If you read this, I imagine you’ll think it strange that so many of us stayed. Strange that Maurie was the only one to go. Of
course, we always knew she would. As a girl she found her adventures in the forest, but as she grew she wanted adventures of a different sort. She hung around the lodge, teasing and flirting and God knows what else with the summer boys. Every year she had a new one on a string; some lawyer’s son or prep school baseball star who was “going places.” They played along, because she was alluring in a wild sort of way, but in the end they drove away with their parents, casting her off like an outgrown pair of shoes, and she cried behind her bedroom door. She had her pick of the local boys, too, but she treated them the way the summer boys treated her: as nothing but easy fun. Like Lilith, she got a reputation, but she didn’t care. Neither did Lilith, though it drove me to exasperation. She’s ruining herself, I told Lilith, but Lilith wouldn’t hear it. Let her play, she said. She’s not long for this place anyway.
Still, we weren’t prepared for the suddenness of her departure. That was my fault. I shouldn’t have kept those letters, the ones that boy Justin sent. They spanned about six months before he gave up and, I suppose, began to forget her, but I couldn’t bring myself to throw them away. Maybe it was because I remembered the way they played in the early days, off in the woods, as Matthew and I had. I used to imagine them finding the Hundred Tree, with the cushions rotting where we left them. As if those things were still there, after all these years. Whatever the reason, I kept his letters in a shoe box in the back of our closet. And one night Maurie found them.

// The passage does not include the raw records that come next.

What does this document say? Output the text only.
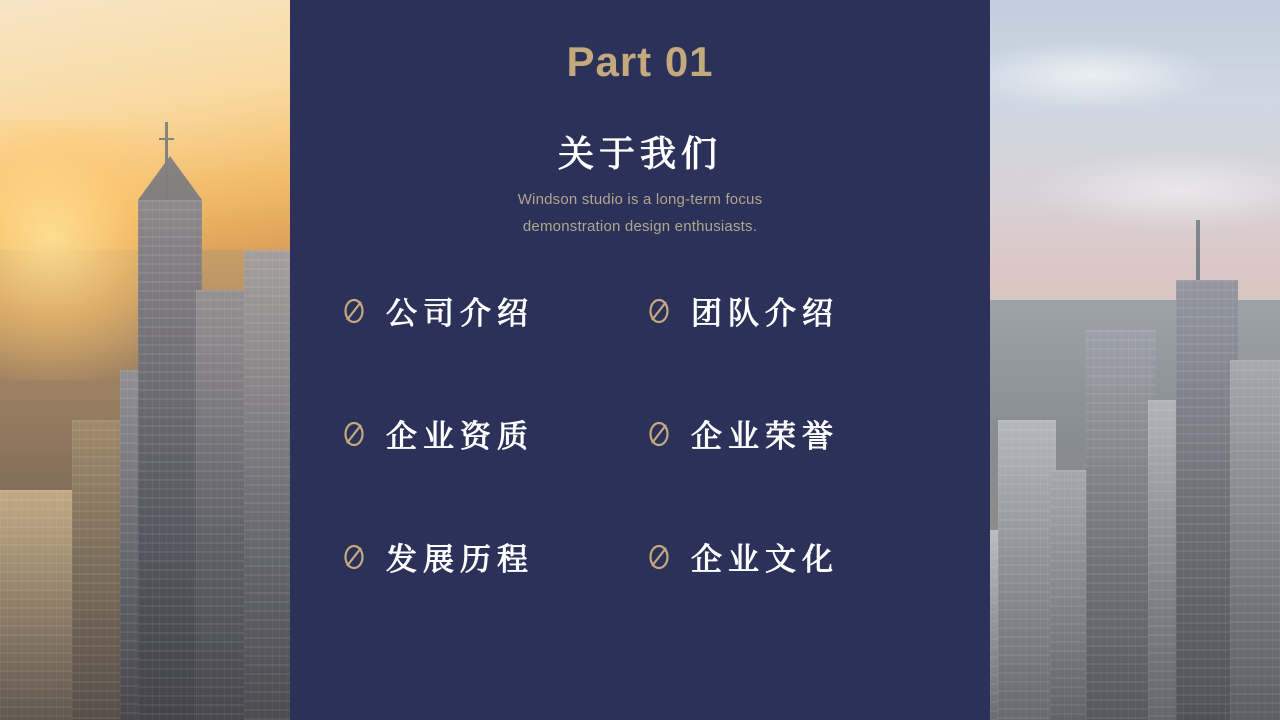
Part 01
关于我们
Windson studio is a long-term focus
demonstration design enthusiasts.
公司介绍	团队介绍
企业资质	企业荣誉
发展历程	企业文化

We were in the parlor. Mother and Lilith were watching the television, and I was reading. Maurie had been upstairs for some time. She’d taken to wearing some of Mother’s and Lilith’s old things—brooches, scarves, and wraps that she made lively in that way she had—so I suppose that’s what she was looking for. She came running down the stairs in her jeans and those cowboy boots she wore everywhere then. The tears on her face ran black with the mascara she slathered on. She went to Lilith, opened the shoe box, and threw the letters in her lap. Her fury had that elemental quality Lilith’s used to have, a crackling, combustive charge that lit her up from the inside. I was glad of the enormous wings of my chair, like a protective shell.